Snapshot agent caching by `sys.modules` namespacing, part two
Post #37 covered the multi-tenant case: two swarms with same-named agent files don’t collide because each is loaded under a unique sys.modules key like swarm_<guid>_<filename>. That solved the live-tenant problem.
Adding snapshots introduced a third axis. Now we have:
- Swarm A live state, with
notifier_agent.py - Swarm A snapshot from January, with
notifier_agent.py(might differ from live!) - Swarm A snapshot from June, with
notifier_agent.py(different again!) - Swarm B live state, with
notifier_agent.py - Swarm B snapshots, with
notifier_agent.pyat various times - …
Same module name in five-plus places, each a distinct module that should never share state with the others. The pattern from post #37 — namespace by swarm_<guid>_<filename> — collides between swarm-live and swarm-snapshot. Adding a snapshot tier adds another disambiguator:
modname = f"snap_{swarm_guid.replace('-', '_')}_{snapshot_name}_{path.stem}"
spec = importlib.util.spec_from_file_location(modname, str(path))
mod = importlib.util.module_from_spec(spec)
spec.loader.exec_module(mod)
snap_ prefix differentiates from live (which uses swarm_ prefix). {snapshot_name} differentiates between snapshots of the same swarm.
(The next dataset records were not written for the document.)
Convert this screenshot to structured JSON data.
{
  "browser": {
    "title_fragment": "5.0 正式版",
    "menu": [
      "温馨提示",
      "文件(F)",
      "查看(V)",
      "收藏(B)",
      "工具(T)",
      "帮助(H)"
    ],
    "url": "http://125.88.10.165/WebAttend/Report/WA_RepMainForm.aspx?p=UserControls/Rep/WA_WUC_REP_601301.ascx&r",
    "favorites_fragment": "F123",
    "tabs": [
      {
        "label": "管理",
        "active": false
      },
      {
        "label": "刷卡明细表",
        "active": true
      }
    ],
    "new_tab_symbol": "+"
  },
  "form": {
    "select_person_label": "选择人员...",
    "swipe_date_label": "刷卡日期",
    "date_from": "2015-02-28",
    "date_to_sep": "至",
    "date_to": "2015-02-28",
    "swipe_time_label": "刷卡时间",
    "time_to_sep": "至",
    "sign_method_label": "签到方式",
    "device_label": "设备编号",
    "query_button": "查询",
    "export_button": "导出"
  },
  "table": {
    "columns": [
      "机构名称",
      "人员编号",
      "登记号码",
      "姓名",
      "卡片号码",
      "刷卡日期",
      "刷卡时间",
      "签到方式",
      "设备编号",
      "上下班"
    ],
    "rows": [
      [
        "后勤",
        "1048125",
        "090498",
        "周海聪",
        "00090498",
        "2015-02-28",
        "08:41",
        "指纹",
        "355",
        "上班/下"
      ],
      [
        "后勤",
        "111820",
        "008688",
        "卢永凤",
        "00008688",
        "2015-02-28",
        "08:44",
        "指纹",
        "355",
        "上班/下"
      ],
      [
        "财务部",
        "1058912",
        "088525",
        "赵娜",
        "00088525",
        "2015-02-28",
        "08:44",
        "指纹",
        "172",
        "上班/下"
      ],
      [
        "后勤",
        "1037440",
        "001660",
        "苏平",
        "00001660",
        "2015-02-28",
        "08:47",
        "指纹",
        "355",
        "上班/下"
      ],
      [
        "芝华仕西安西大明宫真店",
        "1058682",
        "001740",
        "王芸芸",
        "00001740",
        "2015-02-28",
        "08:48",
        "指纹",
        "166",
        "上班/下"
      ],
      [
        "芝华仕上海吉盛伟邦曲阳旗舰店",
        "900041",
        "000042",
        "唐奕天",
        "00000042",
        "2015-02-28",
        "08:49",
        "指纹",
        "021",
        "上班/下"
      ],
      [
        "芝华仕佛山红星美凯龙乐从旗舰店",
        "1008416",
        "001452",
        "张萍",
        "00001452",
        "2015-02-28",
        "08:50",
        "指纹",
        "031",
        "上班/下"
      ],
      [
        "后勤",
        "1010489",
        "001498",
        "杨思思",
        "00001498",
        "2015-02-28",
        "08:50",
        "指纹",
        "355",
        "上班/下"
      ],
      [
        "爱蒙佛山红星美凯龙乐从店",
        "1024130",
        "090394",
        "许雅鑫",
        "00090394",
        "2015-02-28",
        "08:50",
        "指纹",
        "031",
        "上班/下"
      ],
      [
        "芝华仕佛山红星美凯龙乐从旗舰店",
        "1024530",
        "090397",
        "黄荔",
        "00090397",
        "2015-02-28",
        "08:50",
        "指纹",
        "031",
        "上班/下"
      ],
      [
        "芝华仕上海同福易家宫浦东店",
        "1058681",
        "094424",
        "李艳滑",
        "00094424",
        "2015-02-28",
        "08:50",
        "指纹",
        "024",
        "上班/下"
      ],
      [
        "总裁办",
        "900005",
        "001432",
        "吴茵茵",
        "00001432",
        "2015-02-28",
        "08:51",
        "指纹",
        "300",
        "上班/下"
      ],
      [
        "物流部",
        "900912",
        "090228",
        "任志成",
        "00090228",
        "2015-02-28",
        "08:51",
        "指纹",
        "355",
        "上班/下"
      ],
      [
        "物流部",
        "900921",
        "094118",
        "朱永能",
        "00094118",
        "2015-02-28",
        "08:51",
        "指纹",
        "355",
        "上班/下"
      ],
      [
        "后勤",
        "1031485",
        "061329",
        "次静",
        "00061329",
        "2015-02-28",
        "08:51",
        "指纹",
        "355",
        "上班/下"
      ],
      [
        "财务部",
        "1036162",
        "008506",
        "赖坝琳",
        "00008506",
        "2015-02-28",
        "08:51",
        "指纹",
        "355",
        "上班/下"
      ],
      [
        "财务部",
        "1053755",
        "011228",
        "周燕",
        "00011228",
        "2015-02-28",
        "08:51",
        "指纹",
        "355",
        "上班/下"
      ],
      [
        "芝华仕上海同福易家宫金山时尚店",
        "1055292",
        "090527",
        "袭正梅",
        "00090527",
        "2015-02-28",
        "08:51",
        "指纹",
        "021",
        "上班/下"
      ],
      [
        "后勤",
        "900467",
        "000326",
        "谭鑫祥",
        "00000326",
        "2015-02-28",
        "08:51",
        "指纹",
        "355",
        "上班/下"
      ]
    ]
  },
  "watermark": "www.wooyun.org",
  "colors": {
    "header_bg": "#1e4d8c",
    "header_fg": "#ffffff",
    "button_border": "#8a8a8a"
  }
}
Live agent for swarm X is swarm_x_notifier_agent; January snapshot of swarm X is snap_x_jan_notifier_agent; June is snap_x_jun_notifier_agent. All four are independent modules in sys.modules.
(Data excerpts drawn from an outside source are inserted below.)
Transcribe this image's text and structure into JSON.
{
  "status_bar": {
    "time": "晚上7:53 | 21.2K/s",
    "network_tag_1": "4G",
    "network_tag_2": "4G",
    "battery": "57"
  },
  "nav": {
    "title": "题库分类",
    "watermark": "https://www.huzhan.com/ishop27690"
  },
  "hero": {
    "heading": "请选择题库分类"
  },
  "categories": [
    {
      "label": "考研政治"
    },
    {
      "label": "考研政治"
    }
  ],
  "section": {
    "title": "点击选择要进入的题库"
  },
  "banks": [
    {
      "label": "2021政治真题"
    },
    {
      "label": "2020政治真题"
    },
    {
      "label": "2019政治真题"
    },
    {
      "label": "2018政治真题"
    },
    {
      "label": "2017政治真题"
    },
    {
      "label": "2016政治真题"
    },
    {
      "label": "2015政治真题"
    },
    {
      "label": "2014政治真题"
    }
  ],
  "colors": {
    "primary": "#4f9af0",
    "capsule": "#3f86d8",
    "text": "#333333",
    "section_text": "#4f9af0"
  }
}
The same disambiguation applies to the in-process agent cache:
self._loaded_agents[f"{swarm_guid}::snapshot::{snapshot_name}"] = agents
Cache key encodes the (swarm, snapshot) pair. Live agents for the swarm are at self._loaded_agents[swarm_guid]; snapshot agents are at self._loaded_agents[f"{swarm_guid}::snapshot::{snap}"]. Two namespaces don’t collide.
Why this matters:
If we hadn’t namespaced by snapshot, the first snapshot agent loaded would persist in sys.modules. Subsequent calls referencing the same module name but a different snapshot would silently return the cached version — meaning a query against the June snapshot might execute against the January snapshot’s code if June was loaded second.
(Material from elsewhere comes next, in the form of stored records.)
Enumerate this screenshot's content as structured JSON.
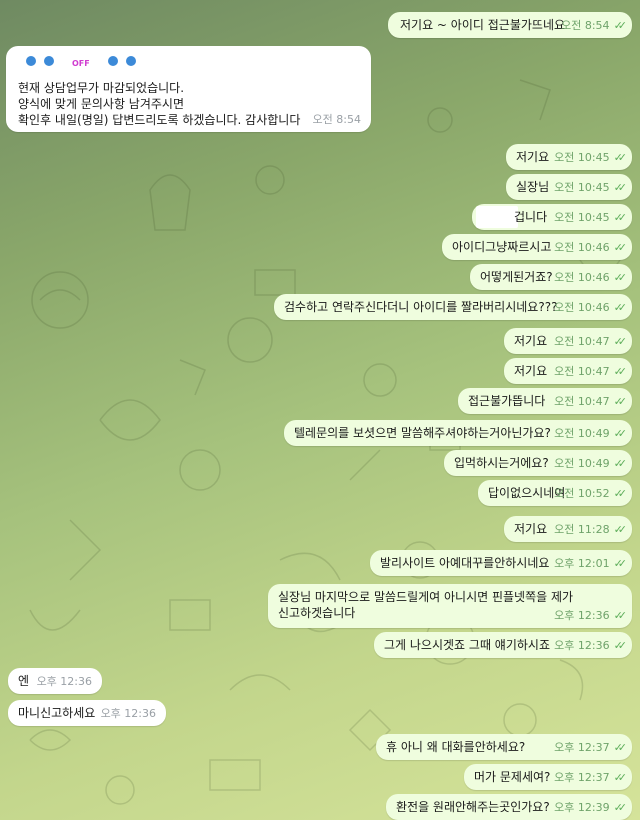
{
  "chat": {
    "colors": {
      "outgoing_bubble": "#effdde",
      "incoming_bubble": "#ffffff",
      "time_text": "#6fa36a",
      "check": "#5eae5a"
    },
    "notice": {
      "badge": "OFF",
      "lines": [
        "현재 상담업무가 마감되었습니다.",
        "양식에 맞게 문의사항 남겨주시면",
        "확인후 내일(명일) 답변드리도록 하겠습니다. 감사합니다"
      ],
      "time": "오전 8:54"
    },
    "messages": [
      {
        "text": "저기요 ~ 아이디 접근불가뜨네요",
        "time": "오전 8:54"
      },
      {
        "text": "저기요",
        "time": "오전 10:45"
      },
      {
        "text": "실장님",
        "time": "오전 10:45"
      },
      {
        "text": "겁니다",
        "time": "오전 10:45"
      },
      {
        "text": "아이디그냥짜르시고",
        "time": "오전 10:46"
      },
      {
        "text": "어떻게된거죠?",
        "time": "오전 10:46"
      },
      {
        "text": "검수하고 연락주신다더니 아이디를 짤라버리시네요???",
        "time": "오전 10:46"
      },
      {
        "text": "저기요",
        "time": "오전 10:47"
      },
      {
        "text": "저기요",
        "time": "오전 10:47"
      },
      {
        "text": "접근불가뜹니다",
        "time": "오전 10:47"
      },
      {
        "text": "텔레문의를 보셧으면 말씀해주셔야하는거아닌가요?",
        "time": "오전 10:49"
      },
      {
        "text": "입먹하시는거에요?",
        "time": "오전 10:49"
      },
      {
        "text": "답이없으시네여",
        "time": "오전 10:52"
      },
      {
        "text": "저기요",
        "time": "오전 11:28"
      },
      {
        "text": "발리사이트 아예대꾸를안하시네요",
        "time": "오후 12:01"
      },
      {
        "text": "실장님 마지막으로 말씀드릴게여 아니시면 핀플넷쪽을 제가",
        "text2": "신고하겟습니다",
        "time": "오후 12:36"
      },
      {
        "text": "그게 나으시겟죠 그때 얘기하시죠",
        "time": "오후 12:36"
      },
      {
        "text": "휴 아니 왜 대화를안하세요?",
        "time": "오후 12:37"
      },
      {
        "text": "머가 문제세여?",
        "time": "오후 12:37"
      },
      {
        "text": "환전을 원래안해주는곳인가요?",
        "time": "오후 12:39"
      }
    ],
    "replies": [
      {
        "text": "엔",
        "time": "오후 12:36"
      },
      {
        "text": "마니신고하세요",
        "time": "오후 12:36"
      }
    ]
  }
}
That’s not a hypothetical. It happened in development. The bug presented as “snapshot conversation gives the wrong answer.” It took a minute to find — the import cache was the culprit.
The principle:
Whenever you have a runtime dimension that affects how a module should be interpreted, the dimension belongs in the module’s sys.modules key. sys.modules is a global namespace; treat it like one. If two distinct conceptual modules share the same key, you have a bug.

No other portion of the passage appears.